Whenever you start from a clean Raspberry Pi OS image, the very first boot-up initialises:
/etc/ssh
The contents of that folder can be thought of as a unique identity for the SSH service on your Raspberry Pi. That "identity" can be captured by:
$ cd
$ /boot/scripts/helpers/etc_ssh_backup.shSuppose your Raspberry Pi has the name "iot-hub". The result of running that script will be:
~/etc-ssh-backup.tar.gz@iot-hub
If you copy that file into your PiBuilder folder at path:
~/PiBuilder/boot/scripts/support/etc/ssh/
and then run setup_boot_volume.sh, the etc-ssh-backup.tar.gz@iot-hub will be copied onto the boot volume along with everything else.
When you boot your Raspberry Pi and run:
$ /boot/scripts/01_setup.shthe script will search for etc-ssh-backup.tar.gz@iot-hub and, if found, will use it to restore /etc/ssh as it was at the time the snapshot was taken. In effect, you have given the machine its original SSH identity.

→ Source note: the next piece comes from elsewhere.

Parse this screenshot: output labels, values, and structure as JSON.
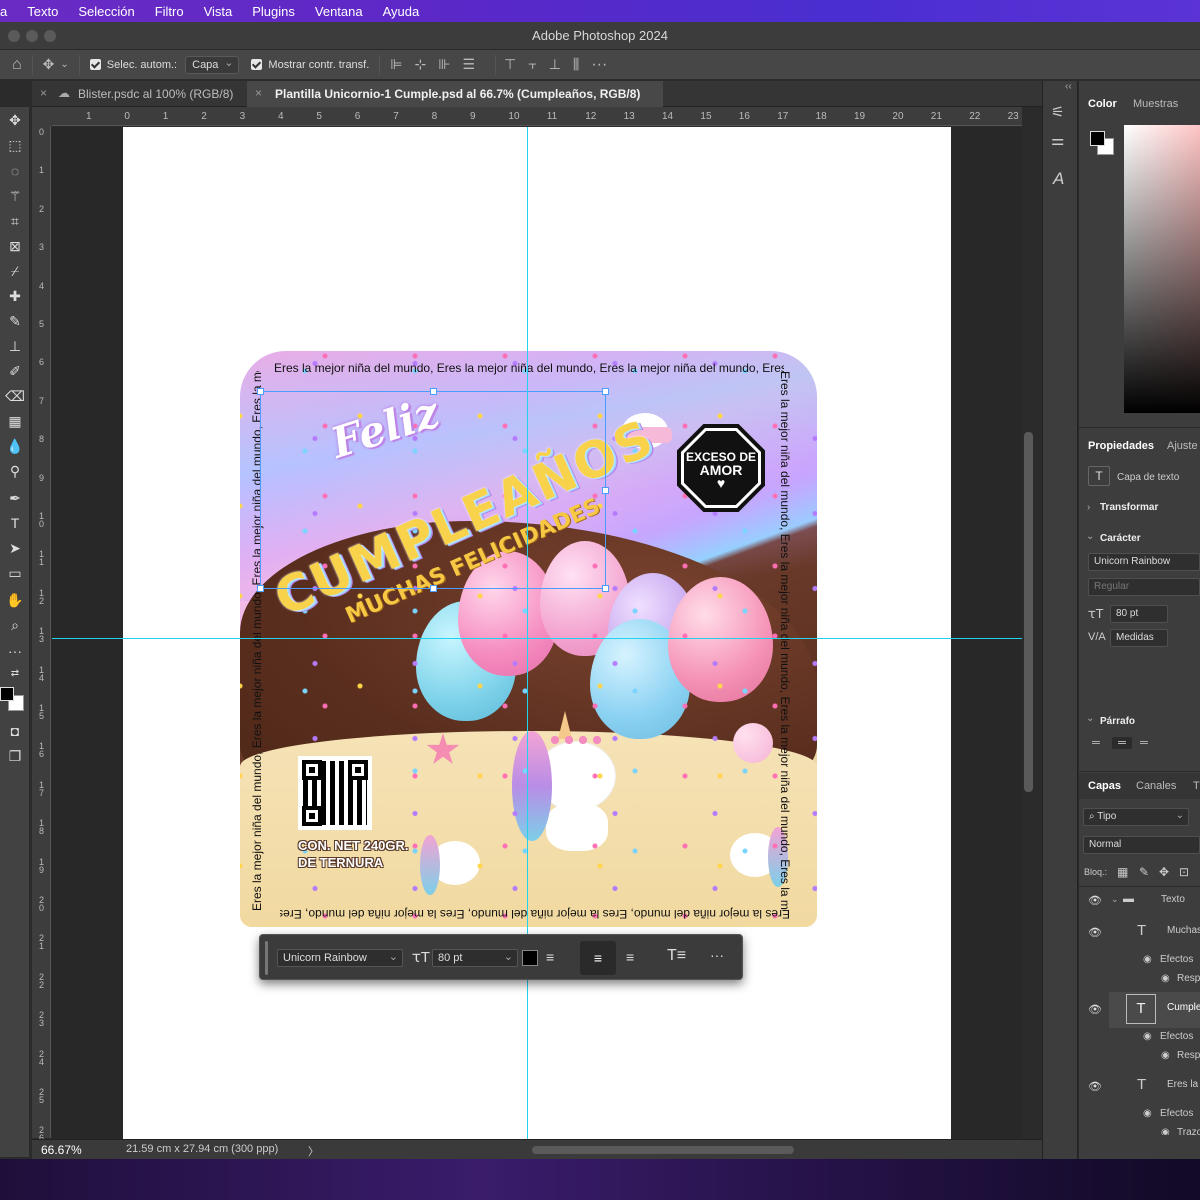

The contents of /etc/ssh are not tied to the physical hardware so if, for example, your "live" Raspberry Pi emits magic smoke and you have to repurpose your "test" Raspberry Pi, you can cause the replacement to take on the SSH identity of the failed hardware.
Fairly obviously, you will still need to do things like change your DHCP server so that the working hardware gets the IP address(es) of the failed hardware, but the SSH side of things will be in place.
Whether you do this for any or all of your hosts is entirely up to you. I have gone to the trouble of setting up SSH certificates and it is a real pain to have to run around and re-sign the host keys every time I rebuild a Raspberry Pi. It is much easier to set up /etc/ssh once, then take a snapshot, and re-use the snapshot each time I rebuild.
If you want to learn how to set up password-less SSH access, see IOTstackBackup SSH tutorial. Google is your friend if you want to go the next step and set up SSH certificates.
The contents of ~/.ssh carry the client identity (how «username» authenticates to target hosts), as distinct from the machine identity (how your Raspberry Pi proves itself to clients seeking to connect).
Personally, I use a different approach to maintain and manage ~/.ssh but it is still perfectly valid to run the supplied:
$ /boot/scripts/helpers/user_ssh_backup.shand then restore the snapshot in the same way as Script 01 does for /etc/ssh. I haven't provided a solution in PiBuilder. You will have to come up with that for yourself.
There is an assumption that it is "hard" for an unauthorised person to gain access to etc/ssh and, to a lesser extent, ~/.ssh. How "hard" that actually is depends on a lot of things, not the least of which is whether you are in the habit of leaving terminal sessions unattended...
Nevertheless, it is important to be aware that the snapshots do contain sufficient information to allow a third party to impersonate your hosts so it is probably worthwhile making some attempt to keep them reasonably secure.
I keep my snapshots on an encrypted volume. You may wish to do the same.